Interactions among the outer membrane proteins of the starch utilization system of Bacteroides thetaiotaomicron

We have studied the starch utilization system (sus) of Bacteroides thetaiotaomicron as a model for polysaccharide utilization by Bacteroides. Eight genes in the starch utilization system of B. thetaiotaomicron have been identified and the gene products encoded by susC through susG are outer membrane proteins. Our hypothesis that the complex(es) of outer membrane proteins may be needed for the multiple steps involved in starch binding, starch hydrolysis, and the translocation of the hydrolyzed starch to the periplasm. A simpler system to study interactions among these outer membrane proteins was required and therefore, I constructed a mutant strain that contained a smaller number of sus genes.; To determine which Sus proteins are essential, I eliminated the encoding genes one at a time, providing susG, a gene already known to be essential, in trans. Only three proteins (SusC, SusD, and SusG) were essential for starch utilization defining the minimal starch utilization system.
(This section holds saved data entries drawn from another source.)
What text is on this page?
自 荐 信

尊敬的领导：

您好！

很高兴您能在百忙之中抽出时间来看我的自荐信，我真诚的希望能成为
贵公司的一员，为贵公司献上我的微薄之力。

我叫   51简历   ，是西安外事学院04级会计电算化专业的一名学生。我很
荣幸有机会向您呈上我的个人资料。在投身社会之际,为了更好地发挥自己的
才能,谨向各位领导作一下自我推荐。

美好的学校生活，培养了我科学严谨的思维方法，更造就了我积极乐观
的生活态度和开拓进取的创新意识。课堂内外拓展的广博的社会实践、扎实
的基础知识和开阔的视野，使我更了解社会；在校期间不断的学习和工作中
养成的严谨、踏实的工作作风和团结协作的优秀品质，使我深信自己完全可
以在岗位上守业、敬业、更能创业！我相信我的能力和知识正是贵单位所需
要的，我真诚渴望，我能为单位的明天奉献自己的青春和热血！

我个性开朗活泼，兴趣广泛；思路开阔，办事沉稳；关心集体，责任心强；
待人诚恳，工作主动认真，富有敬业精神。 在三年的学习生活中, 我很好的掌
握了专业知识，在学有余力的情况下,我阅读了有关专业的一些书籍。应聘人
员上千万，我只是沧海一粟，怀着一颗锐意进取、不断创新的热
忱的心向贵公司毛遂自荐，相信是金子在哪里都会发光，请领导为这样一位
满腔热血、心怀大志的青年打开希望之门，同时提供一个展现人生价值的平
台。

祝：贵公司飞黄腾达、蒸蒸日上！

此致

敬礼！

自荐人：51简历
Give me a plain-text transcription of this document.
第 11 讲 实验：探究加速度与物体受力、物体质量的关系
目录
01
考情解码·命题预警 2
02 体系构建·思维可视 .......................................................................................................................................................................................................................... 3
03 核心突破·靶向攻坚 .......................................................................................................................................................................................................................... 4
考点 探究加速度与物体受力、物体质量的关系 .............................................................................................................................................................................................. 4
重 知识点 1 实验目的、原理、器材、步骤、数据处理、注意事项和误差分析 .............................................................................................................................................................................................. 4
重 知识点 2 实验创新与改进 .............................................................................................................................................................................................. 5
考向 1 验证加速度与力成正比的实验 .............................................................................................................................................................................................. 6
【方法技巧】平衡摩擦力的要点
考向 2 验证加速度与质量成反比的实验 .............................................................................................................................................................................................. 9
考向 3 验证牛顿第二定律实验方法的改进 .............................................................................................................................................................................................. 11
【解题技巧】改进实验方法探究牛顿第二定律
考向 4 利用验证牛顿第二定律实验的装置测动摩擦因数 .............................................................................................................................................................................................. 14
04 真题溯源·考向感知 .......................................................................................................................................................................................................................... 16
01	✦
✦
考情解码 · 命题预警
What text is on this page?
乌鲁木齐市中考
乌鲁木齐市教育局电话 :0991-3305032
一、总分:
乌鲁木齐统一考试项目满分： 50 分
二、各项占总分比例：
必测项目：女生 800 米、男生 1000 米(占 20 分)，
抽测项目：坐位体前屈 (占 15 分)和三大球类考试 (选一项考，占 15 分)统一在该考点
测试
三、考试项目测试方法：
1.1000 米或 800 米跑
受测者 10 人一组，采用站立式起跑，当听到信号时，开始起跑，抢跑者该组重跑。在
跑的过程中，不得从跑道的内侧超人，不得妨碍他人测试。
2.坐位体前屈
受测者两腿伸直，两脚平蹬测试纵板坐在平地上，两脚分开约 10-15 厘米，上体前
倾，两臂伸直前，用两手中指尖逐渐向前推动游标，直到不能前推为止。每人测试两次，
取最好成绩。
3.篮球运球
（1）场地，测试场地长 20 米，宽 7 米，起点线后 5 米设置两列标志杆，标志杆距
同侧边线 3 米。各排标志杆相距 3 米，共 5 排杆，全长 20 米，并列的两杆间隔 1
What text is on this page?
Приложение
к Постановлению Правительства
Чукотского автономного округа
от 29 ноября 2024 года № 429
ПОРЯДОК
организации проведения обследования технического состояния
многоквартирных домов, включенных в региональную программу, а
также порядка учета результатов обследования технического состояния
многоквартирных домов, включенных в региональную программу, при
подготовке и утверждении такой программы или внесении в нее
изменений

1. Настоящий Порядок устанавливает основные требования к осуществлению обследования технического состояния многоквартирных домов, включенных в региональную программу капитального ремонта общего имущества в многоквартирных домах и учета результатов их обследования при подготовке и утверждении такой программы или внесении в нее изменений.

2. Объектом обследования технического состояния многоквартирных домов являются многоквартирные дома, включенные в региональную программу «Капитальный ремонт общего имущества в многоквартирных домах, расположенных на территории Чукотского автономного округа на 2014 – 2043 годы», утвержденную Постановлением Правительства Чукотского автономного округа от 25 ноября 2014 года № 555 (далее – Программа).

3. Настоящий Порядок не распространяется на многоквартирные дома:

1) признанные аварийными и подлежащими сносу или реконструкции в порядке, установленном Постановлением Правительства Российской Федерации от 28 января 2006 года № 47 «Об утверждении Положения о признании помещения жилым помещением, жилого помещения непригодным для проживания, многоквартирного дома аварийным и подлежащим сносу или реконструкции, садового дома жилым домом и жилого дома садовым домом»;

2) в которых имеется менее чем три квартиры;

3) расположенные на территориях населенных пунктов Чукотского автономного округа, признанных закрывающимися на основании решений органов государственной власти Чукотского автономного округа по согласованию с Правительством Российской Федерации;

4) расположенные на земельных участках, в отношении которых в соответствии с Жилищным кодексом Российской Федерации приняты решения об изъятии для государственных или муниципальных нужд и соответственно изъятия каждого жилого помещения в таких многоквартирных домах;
The growth rate of the strain carrying the minimal system was similar to that of wild type, even though it lacked two Sus proteins (SusE and SusF). Interestingly, the starch binding activity of the strain with the minimal starch utilization system was higher than wild type. In addition, the proteolytic sensitivities of the proteins to Proteinase K were different between wild type and the strain carrying the minimal system. These differences might indicate that the topology of the Sus proteins of the minimal system differs from that of the Sus proteins of wild type. Nonetheless, the minimal system works as well or better than the natural five protein systems.; In this study, the minimal starch utilization system was used to study interactions among SusC, SusD, and SusG. To examine interactions between SusE and SusF, wild type and other mutants were used. For this study, several biochemical techniques such as formaldehyde cross-linking, affinity chromatography, proteolytic sensitivity, and native gel electrophoresis were used. These results showed that SusC and SusD interact with each other, and SusE and SusF interact with each other. However, I could not detect any evidence for interactions between SusG and any other Sus protein.